01 Aug 2018

MIT ID Reader

Micro chip

Background

MIT’s 6.002, Circuits and Electronics, has a lab where they teach students how to build a radio circuit to read their ID cards. Since I took the class in the fall of 2017, the circuit design has changed and the instructors now include software that can read and display the binary card data. When I took the class this didn’t exist so I built my own reader. It’s a significantly different approach than what the class uses, but my design uses far less parts - and I designed the entire project from the ground up. I built this in the summer of 2018 in between research projects and my work with MIT EMS.

Circuit Details

MIT ID cards use a nominal 125khz RFID chip that recieves power at 125khz and transmits 1/2 and 3/2 of this drive frequency. Data is transmitted on this 62.5khz signal using phase shift keying and 16 cycles/bit. To retrieve this data, we can use one coil to send a 125khz signal and a second coil to recieve the combined 125khz and 62.5khz signals. I used a 62.5khz resonant circuit connected to the recieving coil, and connected this to my chip’s analog input for processing. Here’s the full breadboard layout:

Card Reader Breadboard Layout

Software

Initial plan:

  • Capture data at at least twice the carrier frequency, then use signal processing to analyze this
  • Exactly twice the carrier frequency may not capture the wave, so I probably need 4 samples/cycle to accurately reproduce it
  • Sampling with an Arduino at 250khz is hard, the base data rate for the ADC is 15.6 khz, due to the ADC reading time. Additionally, we quickly run out of memory for 4 samples/cycle x 16 cycles/bit x 224 bits/sample

Also, our data is noisy and I would have to figure out how to digitally process this signal from scratch.

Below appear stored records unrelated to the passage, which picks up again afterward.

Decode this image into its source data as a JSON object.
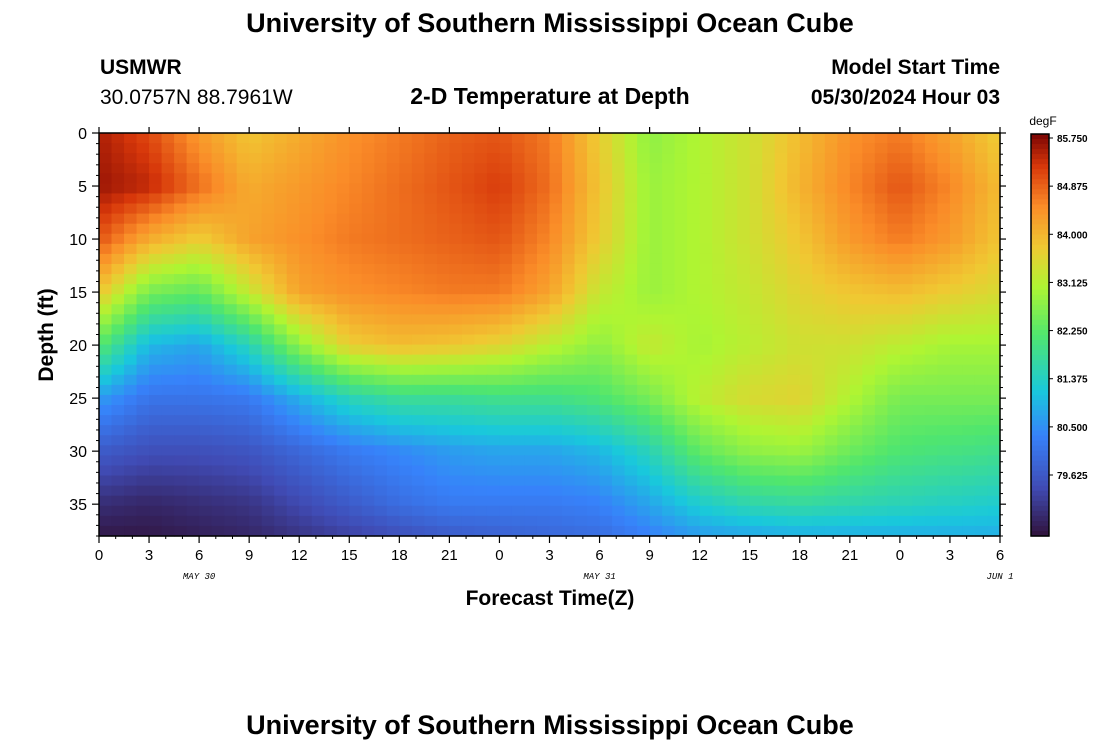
{
  "header": {
    "title": "University of Southern Mississippi Ocean Cube",
    "station": "USMWR",
    "coords": "30.0757N  88.7961W",
    "plot_title": "2-D Temperature at Depth",
    "model_label": "Model Start Time",
    "model_time": "05/30/2024 Hour 03"
  },
  "footer": {
    "title": "University of Southern Mississippi Ocean Cube"
  },
  "chart_data": {
    "type": "heatmap",
    "title": "2-D Temperature at Depth",
    "xlabel": "Forecast Time(Z)",
    "ylabel": "Depth (ft)",
    "colorbar_unit": "degF",
    "colorbar_ticks": [
      "85.750",
      "84.875",
      "84.000",
      "83.125",
      "82.250",
      "81.375",
      "80.500",
      "79.625"
    ],
    "color_range": [
      79.0,
      85.9
    ],
    "x_ticks": [
      "0",
      "3",
      "6",
      "9",
      "12",
      "15",
      "18",
      "21",
      "0",
      "3",
      "6",
      "9",
      "12",
      "15",
      "18",
      "21",
      "0",
      "3",
      "6"
    ],
    "date_labels": [
      {
        "label": "MAY 30",
        "hour": 6
      },
      {
        "label": "MAY 31",
        "hour": 30
      },
      {
        "label": "JUN 1",
        "hour": 54
      }
    ],
    "y_ticks": [
      0,
      5,
      10,
      15,
      20,
      25,
      30,
      35
    ],
    "xlim": [
      0,
      54
    ],
    "ylim": [
      0,
      38
    ],
    "depths": [
      0,
      5,
      10,
      15,
      20,
      25,
      30,
      35,
      38
    ],
    "hours": [
      0,
      3,
      6,
      9,
      12,
      15,
      18,
      21,
      24,
      27,
      30,
      33,
      36,
      39,
      42,
      45,
      48,
      51,
      54
    ],
    "values": [
      [
        85.6,
        85.2,
        84.5,
        84.0,
        84.3,
        84.6,
        84.8,
        85.0,
        85.1,
        84.8,
        83.9,
        83.0,
        83.3,
        83.6,
        84.1,
        84.6,
        84.8,
        84.4,
        83.9
      ],
      [
        85.7,
        85.5,
        84.9,
        84.3,
        84.5,
        84.7,
        84.9,
        85.1,
        85.3,
        84.9,
        84.0,
        83.1,
        83.3,
        83.6,
        84.2,
        84.7,
        85.1,
        84.7,
        84.1
      ],
      [
        85.1,
        84.3,
        83.9,
        84.4,
        84.6,
        84.8,
        84.9,
        85.0,
        85.1,
        84.7,
        83.9,
        83.1,
        83.3,
        83.6,
        84.0,
        84.5,
        84.8,
        84.5,
        84.0
      ],
      [
        84.0,
        82.8,
        82.6,
        83.5,
        84.4,
        84.6,
        84.7,
        84.8,
        84.8,
        84.4,
        83.5,
        83.1,
        83.3,
        83.5,
        83.8,
        84.0,
        84.1,
        83.9,
        83.7
      ],
      [
        82.5,
        81.3,
        81.1,
        81.8,
        83.0,
        83.9,
        84.1,
        84.0,
        83.8,
        83.4,
        83.0,
        83.5,
        83.2,
        83.4,
        83.6,
        83.6,
        83.4,
        83.2,
        83.2
      ],
      [
        81.0,
        80.5,
        80.5,
        80.6,
        81.2,
        81.8,
        82.1,
        82.1,
        82.2,
        82.2,
        82.4,
        82.8,
        83.4,
        83.7,
        83.8,
        83.3,
        82.8,
        82.8,
        82.8
      ],
      [
        80.1,
        79.9,
        79.9,
        80.0,
        80.3,
        80.6,
        80.8,
        81.0,
        81.1,
        81.1,
        81.3,
        81.8,
        82.6,
        83.0,
        83.1,
        82.7,
        82.4,
        82.3,
        82.2
      ],
      [
        79.4,
        79.3,
        79.4,
        79.5,
        79.8,
        80.1,
        80.4,
        80.6,
        80.6,
        80.6,
        80.7,
        81.1,
        81.6,
        81.9,
        82.0,
        81.9,
        81.8,
        81.7,
        81.6
      ],
      [
        79.1,
        79.1,
        79.2,
        79.3,
        79.5,
        79.7,
        79.9,
        80.1,
        80.2,
        80.3,
        80.4,
        80.7,
        81.0,
        81.1,
        81.2,
        81.2,
        81.2,
        81.2,
        81.2
      ]
    ]
  }
}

However, I realized that if we provide the driving 125khz signal from our microchip, we can predict exactly when the peaks and valleys of the recieved signal are, and just sample at this one point in time. A high voltage for any sample indicates one bit, and a low voltage indicates the other, as the signal sine wave has been phase shifted by 180º (The 1’s and 0’s are initially ambiguious since they invert if the card is reversed, but fortunately this is easy to fix when the signal is processed)

This was then implemented to gather 20,000 samples, which allowed me to record the card data string about 5 times. In order to sample each peak fast enough and to store all this data, I switched from an Arduino to a Teensy 3.2 I had on hand. Here’s a sample waveform that the Teensy sent back to my computer:

Data Waveform

Data Processing

Once we have analog measurements at each wave peak, converting this into binary data is simple:

  1. Compute the average of the voltage readings
  2. Iterate through the stored data elements, assigning a 0 to any voltage less than the average, and a 1 to any voltage greater than the average
  3. The start bits are a string of 30 0’s. Find these, remembering that there is 16 data points per bit and the data may need to be inverted.
  4. Sample every 16 points thereafter to read off the card data

I originally sent the raw data from my chip to my computer and processed this all in Matlab, but it can be done on the chip itself, or with a number of other software program.

Future

I wanted to be able to write this to a chip so I could have a copy of my card in my phone case or my watch - however, the complexity of writing this data to a chip is much higher than just reading it and I ran out of time before the summer ended. The code for this project is available on github.